In 1912, he worked as a clerk as a barrister-at-law in Accra, which aroused his interest in law. In 1914, Danquah became a clerk at the Supreme Court of the Gold Coast. Danquah was the assistant secretary of the Conference of Paramount Chiefs of the Eastern Province. He was sent to Britain in 1921 to read law. In 1922, he entered the University College of London as a philosophy student. He earned his B.A. in 1925, winning a Philosophy of Mind and Logic scholarship. He then earned a Doctor of Philosophy degree in two years with a thesis entitled "The Moral End as Moral Excellence."
He became the first West African to obtain the Doctor of Philosophy degree from a British university. While he worked on his thesis, he passed the Bar in 1926. During his student days, he had two sons and two daughters by two women. In London, Danquah was the editor of the West African Students' Union (WASU) magazine and the Union's President. Danquah began private legal practice in Ghana in 1927. In 1929 he, helped J. E. Casely Hayford found the Gold Coast Youth Conference (GCYC).
In 1931, Danquah established The Times of West Africa, the first daily newspaper in Ghana, published between 1931 and 1935. A column called "Women's Corner" was written by Mabel Dove, who became Danquah's first wife in 1933. Danquah later married Elizabeth Vardon. In 1935, he became an executive member of the International African Friends of Ethiopia, a Pan-Africanist organization based in London. Danquah became a member of the Legislative Council in 1946 and actively pursued independence legislation for his country.
In 1947, he helped to find the pro-independence United Gold Coast Convention (UGCC) as a combination of chiefs, academics, and lawyers, including George Alfred Grant, Robert Benjamin Blay, R. A. Awoonor-Williams, Edward Akufo-Addo, and Emmanuel Obetsebi-Lamptey. Kwame Nkrumah became the new party's general secretary. In 1948, following a boycott of European imports and rioting in Accra, Danquah was one of "the big six" who were detained for a month by the colonial authorities. Danquah's historical research led him to agree with Nkrumah's proposition that on independence, the Gold Coast would be renamed Ghana after the early African empire of that name.

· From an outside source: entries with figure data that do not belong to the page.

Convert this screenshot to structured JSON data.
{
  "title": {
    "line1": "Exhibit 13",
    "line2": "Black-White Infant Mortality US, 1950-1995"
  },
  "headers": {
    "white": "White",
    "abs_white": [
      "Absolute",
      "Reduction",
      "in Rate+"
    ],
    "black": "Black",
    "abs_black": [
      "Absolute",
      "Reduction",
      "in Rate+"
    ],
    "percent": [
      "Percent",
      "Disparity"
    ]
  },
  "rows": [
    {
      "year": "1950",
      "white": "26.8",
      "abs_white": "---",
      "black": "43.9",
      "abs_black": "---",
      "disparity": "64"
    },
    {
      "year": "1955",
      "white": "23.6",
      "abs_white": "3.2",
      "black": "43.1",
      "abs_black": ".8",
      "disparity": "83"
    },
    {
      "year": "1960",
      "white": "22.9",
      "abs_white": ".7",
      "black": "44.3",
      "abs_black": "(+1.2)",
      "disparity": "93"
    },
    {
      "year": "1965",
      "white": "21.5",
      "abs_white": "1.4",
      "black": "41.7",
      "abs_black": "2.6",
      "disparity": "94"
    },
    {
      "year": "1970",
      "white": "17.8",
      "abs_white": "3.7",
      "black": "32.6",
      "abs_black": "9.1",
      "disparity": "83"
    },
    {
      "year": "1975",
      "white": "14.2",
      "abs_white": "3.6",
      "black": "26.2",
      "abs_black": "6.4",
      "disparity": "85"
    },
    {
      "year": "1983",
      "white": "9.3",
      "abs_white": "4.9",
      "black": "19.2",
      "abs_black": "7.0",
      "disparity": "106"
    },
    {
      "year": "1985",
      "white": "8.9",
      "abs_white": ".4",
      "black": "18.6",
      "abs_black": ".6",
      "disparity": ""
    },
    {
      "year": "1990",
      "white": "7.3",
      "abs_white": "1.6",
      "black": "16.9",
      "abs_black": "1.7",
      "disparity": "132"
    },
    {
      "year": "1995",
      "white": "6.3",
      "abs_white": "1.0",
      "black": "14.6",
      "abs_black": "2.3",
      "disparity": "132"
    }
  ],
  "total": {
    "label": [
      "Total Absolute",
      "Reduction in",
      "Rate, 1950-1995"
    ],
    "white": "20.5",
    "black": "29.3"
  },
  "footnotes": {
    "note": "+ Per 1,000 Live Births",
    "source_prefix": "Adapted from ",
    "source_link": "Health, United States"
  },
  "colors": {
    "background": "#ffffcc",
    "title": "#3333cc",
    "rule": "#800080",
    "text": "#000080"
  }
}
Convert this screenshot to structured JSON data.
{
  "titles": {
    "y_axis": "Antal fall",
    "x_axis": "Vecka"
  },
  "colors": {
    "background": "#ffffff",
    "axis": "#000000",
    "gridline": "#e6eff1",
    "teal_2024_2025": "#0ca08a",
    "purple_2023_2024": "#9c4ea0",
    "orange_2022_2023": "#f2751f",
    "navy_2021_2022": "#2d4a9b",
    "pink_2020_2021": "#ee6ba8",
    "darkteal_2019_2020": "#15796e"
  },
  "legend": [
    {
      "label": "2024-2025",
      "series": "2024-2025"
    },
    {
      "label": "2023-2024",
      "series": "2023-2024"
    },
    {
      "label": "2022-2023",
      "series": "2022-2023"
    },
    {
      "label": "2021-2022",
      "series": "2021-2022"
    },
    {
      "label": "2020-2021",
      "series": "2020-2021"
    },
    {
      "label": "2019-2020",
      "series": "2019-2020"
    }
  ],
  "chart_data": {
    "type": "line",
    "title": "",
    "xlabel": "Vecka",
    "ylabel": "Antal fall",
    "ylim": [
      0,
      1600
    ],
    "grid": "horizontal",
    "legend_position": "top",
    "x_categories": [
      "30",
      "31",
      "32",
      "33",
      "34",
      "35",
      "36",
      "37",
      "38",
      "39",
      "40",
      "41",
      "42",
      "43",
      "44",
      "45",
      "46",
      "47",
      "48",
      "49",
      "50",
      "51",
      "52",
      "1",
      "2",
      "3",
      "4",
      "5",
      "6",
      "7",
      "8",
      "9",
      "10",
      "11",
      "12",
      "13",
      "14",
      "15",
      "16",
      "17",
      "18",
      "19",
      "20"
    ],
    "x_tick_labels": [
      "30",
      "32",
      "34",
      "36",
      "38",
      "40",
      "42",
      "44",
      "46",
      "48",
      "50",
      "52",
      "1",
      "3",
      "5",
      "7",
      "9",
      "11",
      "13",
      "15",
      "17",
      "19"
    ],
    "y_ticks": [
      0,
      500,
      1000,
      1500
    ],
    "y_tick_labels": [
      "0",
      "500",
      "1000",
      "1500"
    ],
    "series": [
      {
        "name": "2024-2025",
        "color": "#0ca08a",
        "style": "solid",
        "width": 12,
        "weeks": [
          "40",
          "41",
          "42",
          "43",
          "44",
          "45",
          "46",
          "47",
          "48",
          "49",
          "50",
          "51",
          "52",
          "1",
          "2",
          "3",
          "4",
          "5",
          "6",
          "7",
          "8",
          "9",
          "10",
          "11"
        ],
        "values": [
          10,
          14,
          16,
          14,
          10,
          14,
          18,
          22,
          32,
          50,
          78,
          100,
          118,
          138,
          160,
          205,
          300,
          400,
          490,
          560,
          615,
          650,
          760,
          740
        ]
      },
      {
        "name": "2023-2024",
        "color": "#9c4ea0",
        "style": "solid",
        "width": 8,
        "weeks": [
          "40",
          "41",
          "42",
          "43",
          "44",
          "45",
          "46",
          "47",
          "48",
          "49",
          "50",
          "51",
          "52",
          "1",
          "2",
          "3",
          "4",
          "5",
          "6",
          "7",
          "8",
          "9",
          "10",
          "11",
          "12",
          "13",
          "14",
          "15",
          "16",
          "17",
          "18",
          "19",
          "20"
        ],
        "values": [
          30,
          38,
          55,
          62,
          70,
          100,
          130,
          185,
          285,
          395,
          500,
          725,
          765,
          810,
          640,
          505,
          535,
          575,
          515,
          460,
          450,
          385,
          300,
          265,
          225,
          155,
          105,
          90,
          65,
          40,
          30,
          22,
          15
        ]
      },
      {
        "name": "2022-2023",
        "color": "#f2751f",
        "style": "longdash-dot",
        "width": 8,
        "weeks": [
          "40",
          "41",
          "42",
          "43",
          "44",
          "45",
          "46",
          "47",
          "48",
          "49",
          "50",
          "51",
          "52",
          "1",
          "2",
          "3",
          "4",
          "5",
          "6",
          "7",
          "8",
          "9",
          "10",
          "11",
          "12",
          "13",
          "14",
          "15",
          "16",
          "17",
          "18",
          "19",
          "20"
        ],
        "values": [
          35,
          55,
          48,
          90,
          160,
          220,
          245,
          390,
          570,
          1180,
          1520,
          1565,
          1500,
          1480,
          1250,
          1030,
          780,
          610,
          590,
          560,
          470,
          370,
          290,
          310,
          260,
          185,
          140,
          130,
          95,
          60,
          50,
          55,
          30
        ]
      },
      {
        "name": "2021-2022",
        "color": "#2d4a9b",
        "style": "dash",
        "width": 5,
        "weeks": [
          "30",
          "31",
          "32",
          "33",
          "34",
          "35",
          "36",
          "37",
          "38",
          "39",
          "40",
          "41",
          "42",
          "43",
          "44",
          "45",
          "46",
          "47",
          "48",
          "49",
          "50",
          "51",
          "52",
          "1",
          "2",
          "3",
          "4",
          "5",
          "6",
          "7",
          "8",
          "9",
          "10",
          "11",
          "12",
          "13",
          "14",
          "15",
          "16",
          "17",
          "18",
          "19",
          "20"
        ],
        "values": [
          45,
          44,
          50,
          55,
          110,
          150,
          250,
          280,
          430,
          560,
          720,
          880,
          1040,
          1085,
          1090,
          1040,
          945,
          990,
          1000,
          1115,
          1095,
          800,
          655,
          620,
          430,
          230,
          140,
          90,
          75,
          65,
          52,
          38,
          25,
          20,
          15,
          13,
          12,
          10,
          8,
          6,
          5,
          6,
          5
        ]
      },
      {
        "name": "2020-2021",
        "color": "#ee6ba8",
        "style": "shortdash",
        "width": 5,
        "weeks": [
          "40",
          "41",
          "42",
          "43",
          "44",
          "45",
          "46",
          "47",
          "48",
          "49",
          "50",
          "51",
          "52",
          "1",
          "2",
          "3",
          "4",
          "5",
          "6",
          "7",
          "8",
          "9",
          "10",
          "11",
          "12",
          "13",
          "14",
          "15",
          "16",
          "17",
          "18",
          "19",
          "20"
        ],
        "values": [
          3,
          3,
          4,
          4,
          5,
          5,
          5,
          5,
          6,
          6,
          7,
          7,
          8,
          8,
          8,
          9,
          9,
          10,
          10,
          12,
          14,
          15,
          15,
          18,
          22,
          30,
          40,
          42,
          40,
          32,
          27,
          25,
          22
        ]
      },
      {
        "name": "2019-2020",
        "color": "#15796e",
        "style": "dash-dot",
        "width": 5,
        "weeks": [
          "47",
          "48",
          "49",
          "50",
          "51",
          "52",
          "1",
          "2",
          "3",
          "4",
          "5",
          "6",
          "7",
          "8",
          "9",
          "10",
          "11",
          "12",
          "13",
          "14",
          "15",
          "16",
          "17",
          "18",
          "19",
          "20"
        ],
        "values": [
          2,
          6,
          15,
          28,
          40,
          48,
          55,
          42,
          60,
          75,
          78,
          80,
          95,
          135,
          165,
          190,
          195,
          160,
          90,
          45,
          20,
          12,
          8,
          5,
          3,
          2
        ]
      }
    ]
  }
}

However, they disagreed over the direction of the independence movement and parted ways after two years. Nkrumah eventually became the first president of independent Ghana. He was a presidential candidate against Nkrumah in April 1960 and lost. On October 3, 1961, Danquah was arrested under the Preventive Detention Act on the grounds of involvement with alleged plans to subvert the C.P.P. government. He was released on June 22, 1962. He became President of the Ghana Bar Association. Danquah was again arrested in January 1964 for allegedly being implicated in a plot against the President.
He suffered a heart attack and died while in detention at Nsawam Medium Prison on February 4, 1965. After the overthrow of the C.P.P. government in February 1966 by the National Liberation Council (N.L.C.), Danquah had a national funeral.
The J. B. Danquah Memorial Lecture Series was inaugurated in 1968. The Danquah Institute, a commemoration of his work, promotes his ideas posthumously. Danquah Circle, a roundabout in Accra, was also named after him.